Oleh: Bahrum Subagia
Dalam hadis riwayat Thabrani dari Jarir RA, ada seorang anak muda mengadu kepada Rasulullah SAW.
Ia berkata, “Ya Rasulullah, sesungguhnya ayahku ingin mengambil hartaku.”
Mendengar pengaduan anak muda itu, Rasul berkata, “Pergilah kamu dan bawa ayahmu kesini!”
Setelah anak muda itu berlalu, Malaikat Jibril turun menyampaikan salam dan pesan Allah kepada beliau. Jibril berkata; “Ya, Muhammad, Allah 'Azza wa Jalla menyampaikan salam untukmu, dan berpesan, kalau orang tuanya datang, engkau harus menanyakan apa-apa yang dikatakan dalam hatinya dan tidak didengarkan oleh telinganya.”
Tak lama, anak muda itu datang bersama ayahnya. Rasulullah kemudian bertanya orang tua itu. “Mengapa anakmu mengadukanmu? Apakah benar engkau ingin mengambil uangnya?”
Sang ayah yang sudah tua itu menjawab, “Tanyakan saja kepadanya, ya Rasulullah. Bukankah saya menafkahkan uang itu untuk beberapa orang ammati(saudara ayahnya) atau khalati (saudara ibu)-nya, dan untuk keperluan saya sendiri?”

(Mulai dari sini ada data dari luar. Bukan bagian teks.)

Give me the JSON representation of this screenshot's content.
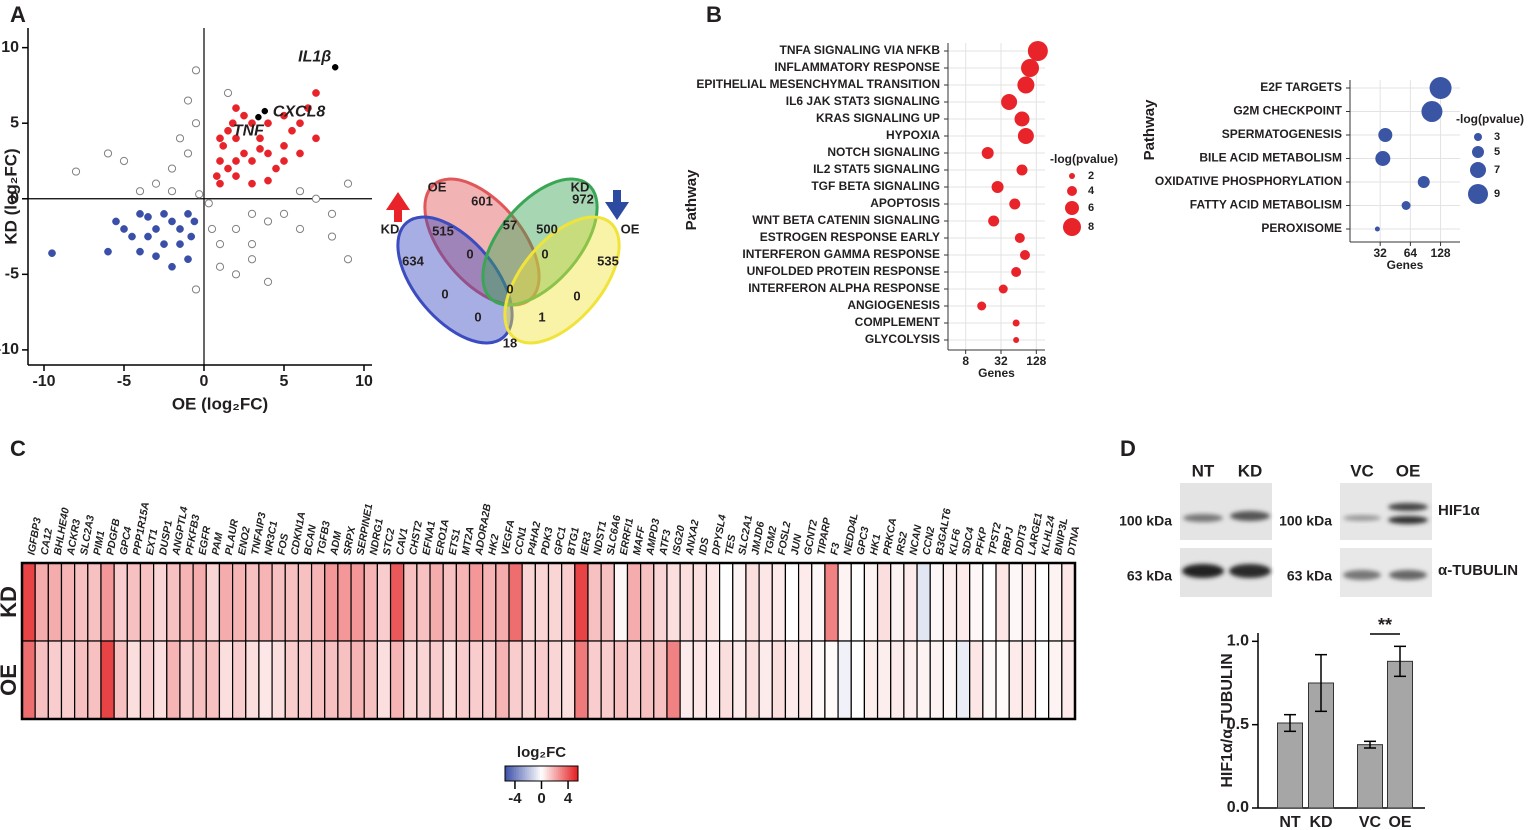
{
  "panels": [
    "A",
    "B",
    "C",
    "D"
  ],
  "chart_data": [
    {
      "type": "scatter",
      "xlabel": "OE (log₂FC)",
      "ylabel": "KD (log₂FC)",
      "xlim": [
        -11,
        10.5
      ],
      "ylim": [
        -11,
        11.3
      ],
      "xticks": [
        -10,
        -5,
        0,
        5,
        10
      ],
      "yticks": [
        -10,
        -5,
        0,
        5,
        10
      ],
      "series": [
        {
          "color": "#808080",
          "hollow": true,
          "x": [
            -2,
            -1,
            -0.5,
            0.5,
            1,
            2,
            3,
            4,
            5,
            6,
            7,
            8,
            9,
            -3,
            -4,
            -5,
            -6,
            -8,
            -1.5,
            1,
            2,
            3,
            0.3,
            -0.3,
            -1,
            1.5,
            -0.5,
            8,
            9,
            3,
            -0.5,
            -2,
            4,
            6
          ],
          "values": [
            2,
            3,
            5,
            -2,
            -3,
            -2,
            -1,
            -1.5,
            -1,
            -2,
            0,
            -1,
            1,
            1,
            0.5,
            2.5,
            3,
            1.8,
            4,
            -4.5,
            -5,
            -3,
            -0.3,
            0.3,
            6.5,
            7,
            8.5,
            -2.5,
            -4,
            -4,
            -6,
            0.5,
            -5.5,
            0.5
          ]
        },
        {
          "color": "#3a4fa8",
          "x": [
            -1,
            -2,
            -3,
            -4,
            -1.5,
            -2.5,
            -3.5,
            -4.5,
            -5,
            -1,
            -2,
            -0.8,
            -3,
            -4,
            -5.5,
            -6,
            -1.5,
            -2.5,
            -9.5,
            -0.6,
            -3.5
          ],
          "values": [
            -1,
            -1.5,
            -2,
            -1,
            -3,
            -3,
            -2.5,
            -2.5,
            -2,
            -4,
            -4.5,
            -2.5,
            -3.8,
            -3.5,
            -1.5,
            -3.5,
            -2,
            -1,
            -3.6,
            -1.5,
            -1.2
          ]
        },
        {
          "color": "#e8242a",
          "x": [
            1,
            1.5,
            2,
            2.5,
            3,
            1.2,
            2,
            3.5,
            4,
            4.5,
            5,
            5.5,
            6,
            6.5,
            7,
            3,
            2.5,
            1.5,
            4,
            5,
            6,
            7,
            1,
            0.8,
            3,
            4,
            2,
            1,
            2,
            5,
            3.5,
            1.8
          ],
          "values": [
            1,
            2,
            1.5,
            3,
            2.5,
            3.5,
            4,
            4,
            3,
            2,
            3.5,
            4.5,
            5,
            6,
            7,
            5,
            5.5,
            4.5,
            5,
            5.5,
            3,
            4,
            2.5,
            1.5,
            1,
            1.2,
            2.5,
            4,
            6,
            2.5,
            3.3,
            5
          ]
        },
        {
          "color": "#000000",
          "x": [
            8.2,
            3.8,
            3.4
          ],
          "values": [
            8.7,
            5.8,
            5.4
          ],
          "labels": [
            "IL1β",
            "CXCL8",
            "TNF"
          ]
        }
      ]
    },
    {
      "type": "venn",
      "set_labels": [
        "OE",
        "KD",
        "KD",
        "OE"
      ],
      "set_colors": [
        "#e15759",
        "#3b4cc0",
        "#3aa655",
        "#f0e43c"
      ],
      "values": [
        601,
        972,
        515,
        57,
        500,
        634,
        0,
        0,
        535,
        0,
        0,
        0,
        0,
        1,
        18
      ]
    },
    {
      "type": "dot",
      "xlabel": "Genes",
      "ylabel": "Pathway",
      "log_x": true,
      "color": "#e8242a",
      "categories": [
        "TNFA SIGNALING VIA NFKB",
        "INFLAMMATORY RESPONSE",
        "EPITHELIAL MESENCHYMAL TRANSITION",
        "IL6 JAK STAT3 SIGNALING",
        "KRAS SIGNALING UP",
        "HYPOXIA",
        "NOTCH SIGNALING",
        "IL2 STAT5 SIGNALING",
        "TGF BETA SIGNALING",
        "APOPTOSIS",
        "WNT BETA CATENIN SIGNALING",
        "ESTROGEN RESPONSE EARLY",
        "INTERFERON GAMMA RESPONSE",
        "UNFOLDED PROTEIN RESPONSE",
        "INTERFERON ALPHA RESPONSE",
        "ANGIOGENESIS",
        "COMPLEMENT",
        "GLYCOLYSIS"
      ],
      "category_colors": [
        "#e8242a",
        "#e8242a",
        "#231f20",
        "#231f20",
        "#231f20",
        "#e8242a",
        "#231f20",
        "#231f20",
        "#231f20",
        "#231f20",
        "#231f20",
        "#231f20",
        "#e8242a",
        "#231f20",
        "#e8242a",
        "#231f20",
        "#231f20",
        "#e8242a"
      ],
      "values": [
        136,
        100,
        85,
        44,
        73,
        85,
        19,
        73,
        28,
        55,
        24,
        67,
        82,
        58,
        35,
        15,
        58,
        58
      ],
      "sizes": [
        9,
        8,
        7.5,
        7,
        6.5,
        7,
        5,
        4.5,
        5,
        4.5,
        4.5,
        4,
        4,
        4,
        3.5,
        3.5,
        2.5,
        2
      ],
      "xlim": [
        4,
        180
      ],
      "xticks": [
        8,
        32,
        128
      ],
      "size_legend_title": "-log(pvalue)",
      "size_legend": [
        2,
        4,
        6,
        8
      ]
    },
    {
      "type": "dot",
      "xlabel": "Genes",
      "ylabel": "Pathway",
      "log_x": true,
      "color": "#3b55a5",
      "categories": [
        "E2F TARGETS",
        "G2M CHECKPOINT",
        "SPERMATOGENESIS",
        "BILE ACID METABOLISM",
        "OXIDATIVE PHOSPHORYLATION",
        "FATTY ACID METABOLISM",
        "PEROXISOME"
      ],
      "values": [
        128,
        105,
        36,
        34,
        87,
        58,
        30
      ],
      "sizes": [
        10,
        9.5,
        6,
        6.5,
        5,
        3.5,
        1.5
      ],
      "xlim": [
        16,
        200
      ],
      "xticks": [
        32,
        64,
        128
      ],
      "size_legend_title": "-log(pvalue)",
      "size_legend": [
        3,
        5,
        7,
        9
      ]
    },
    {
      "type": "heatmap",
      "columns": [
        "IGFBP3",
        "CA12",
        "BHLHE40",
        "ACKR3",
        "SLC2A3",
        "PIM1",
        "PDGFB",
        "GPC4",
        "PPP1R15A",
        "EXT1",
        "DUSP1",
        "ANGPTL4",
        "PFKFB3",
        "EGFR",
        "PAM",
        "PLAUR",
        "ENO2",
        "TNFAIP3",
        "NR3C1",
        "FOS",
        "CDKN1A",
        "BCAN",
        "TGFB3",
        "ADM",
        "SRPX",
        "SERPINE1",
        "NDRG1",
        "STC2",
        "CAV1",
        "CHST2",
        "EFNA1",
        "ERO1A",
        "ETS1",
        "MT2A",
        "ADORA2B",
        "HK2",
        "VEGFA",
        "CCN1",
        "P4HA2",
        "PDK3",
        "GPC1",
        "BTG1",
        "IER3",
        "NDST1",
        "SLC6A6",
        "ERRFI1",
        "MAFF",
        "AMPD3",
        "ATF3",
        "ISG20",
        "ANXA2",
        "IDS",
        "DPYSL4",
        "TES",
        "SLC2A1",
        "JMJD6",
        "TGM2",
        "FOSL2",
        "JUN",
        "GCNT2",
        "TIPARP",
        "F3",
        "NEDD4L",
        "GPC3",
        "HK1",
        "PRKCA",
        "IRS2",
        "NCAN",
        "CCN2",
        "B3GALT6",
        "KLF6",
        "SDC4",
        "PFKP",
        "TPST2",
        "RBPJ",
        "DDIT3",
        "LARGE1",
        "KLHL24",
        "BNIP3L",
        "DTNA"
      ],
      "rows": [
        "KD",
        "OE"
      ],
      "values": [
        [
          4.5,
          2,
          2,
          1.8,
          1.5,
          1.5,
          2.5,
          1.2,
          1.5,
          1.5,
          1,
          1.5,
          1.8,
          2,
          1,
          2,
          1.8,
          1.5,
          1.8,
          1.5,
          1.5,
          1.5,
          1.8,
          2.5,
          2.5,
          2.5,
          1.8,
          1.2,
          4,
          1.5,
          1.5,
          2,
          1.5,
          1.8,
          2.5,
          1.8,
          2,
          3.5,
          1,
          1,
          1,
          1.2,
          4.5,
          1.5,
          1.5,
          0.2,
          2,
          1.5,
          1,
          0.8,
          0.8,
          0.8,
          0.6,
          0,
          0.3,
          0.8,
          0.6,
          0.5,
          0,
          0.5,
          0.2,
          3,
          0.3,
          0,
          0.3,
          0.8,
          0.3,
          0.5,
          -0.8,
          0.2,
          0.4,
          0.5,
          0.2,
          0,
          0.6,
          0.2,
          0.4,
          0,
          0.3,
          0.6
        ],
        [
          3.5,
          1.5,
          1.2,
          1.2,
          1.5,
          1.5,
          4.5,
          1.5,
          0.8,
          1.2,
          0.8,
          1.8,
          1.2,
          1.5,
          1.5,
          0.8,
          1.2,
          0.8,
          0.6,
          0.8,
          1.2,
          1.2,
          1.5,
          1.5,
          1.5,
          1.8,
          1.5,
          0.8,
          1.8,
          1,
          1,
          1.2,
          0.8,
          1.2,
          1.2,
          1.2,
          1.8,
          1.2,
          1,
          1.2,
          1,
          0.8,
          3.2,
          1.2,
          1.2,
          1.5,
          1.2,
          1.5,
          1.5,
          3,
          0.5,
          0.6,
          0.5,
          0.8,
          0.5,
          0.8,
          0.5,
          0.8,
          0.5,
          0.6,
          0.2,
          0.1,
          -0.4,
          0,
          0.4,
          0.4,
          0.5,
          0.4,
          0.3,
          0.3,
          0.2,
          -0.6,
          0.6,
          0.2,
          0.1,
          0.5,
          0.6,
          0,
          0.3,
          0.5
        ]
      ],
      "zlim": [
        -5.5,
        5.5
      ],
      "colorbar_ticks": [
        -4,
        0,
        4
      ],
      "colorbar_title": "log₂FC",
      "colors": [
        "#3a4fa8",
        "#ffffff",
        "#e41a1c"
      ]
    },
    {
      "type": "blot",
      "lanes": [
        "NT",
        "KD",
        "VC",
        "OE"
      ],
      "markers": [
        "100 kDa",
        "63 kDa",
        "100 kDa",
        "63 kDa"
      ],
      "proteins": [
        "HIF1α",
        "α-TUBULIN"
      ]
    },
    {
      "type": "bar",
      "ylabel": "HIF1α/α-TUBULIN",
      "categories": [
        "NT",
        "KD",
        "VC",
        "OE"
      ],
      "values": [
        0.51,
        0.75,
        0.38,
        0.88
      ],
      "errors": [
        0.05,
        0.17,
        0.02,
        0.09
      ],
      "color": "#a6a6a6",
      "ylim": [
        0,
        1.05
      ],
      "yticks": [
        {
          "value": 0,
          "label": "0.0"
        },
        {
          "value": 0.5,
          "label": "0.5"
        },
        {
          "value": 1,
          "label": "1.0"
        }
      ],
      "annotation": "**"
    }
  ]
}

Rasulullah bersabda lagi, “Lupakanlah hal itu. Sekarang ceritakanlah kepadaku apa yang engkau katakan di dalam hatimu dan tak pernah didengar oleh telingamu.”
Maka wajah keriput lelaki tua itu pun menjadi cerah dan tampak bahagia. Dia berkata, “Demi Allah, ya Rasulullah, dengan ini Allah SWT berkenan menambah kuat keimananku dengan kerasulanmu. Memang saya pernah menangisi nasib malangku dan kedua telingaku tak pernah mendengarnya.”
Rasulullah mendesak, “Katakanlah, aku ingin mendengarnya.”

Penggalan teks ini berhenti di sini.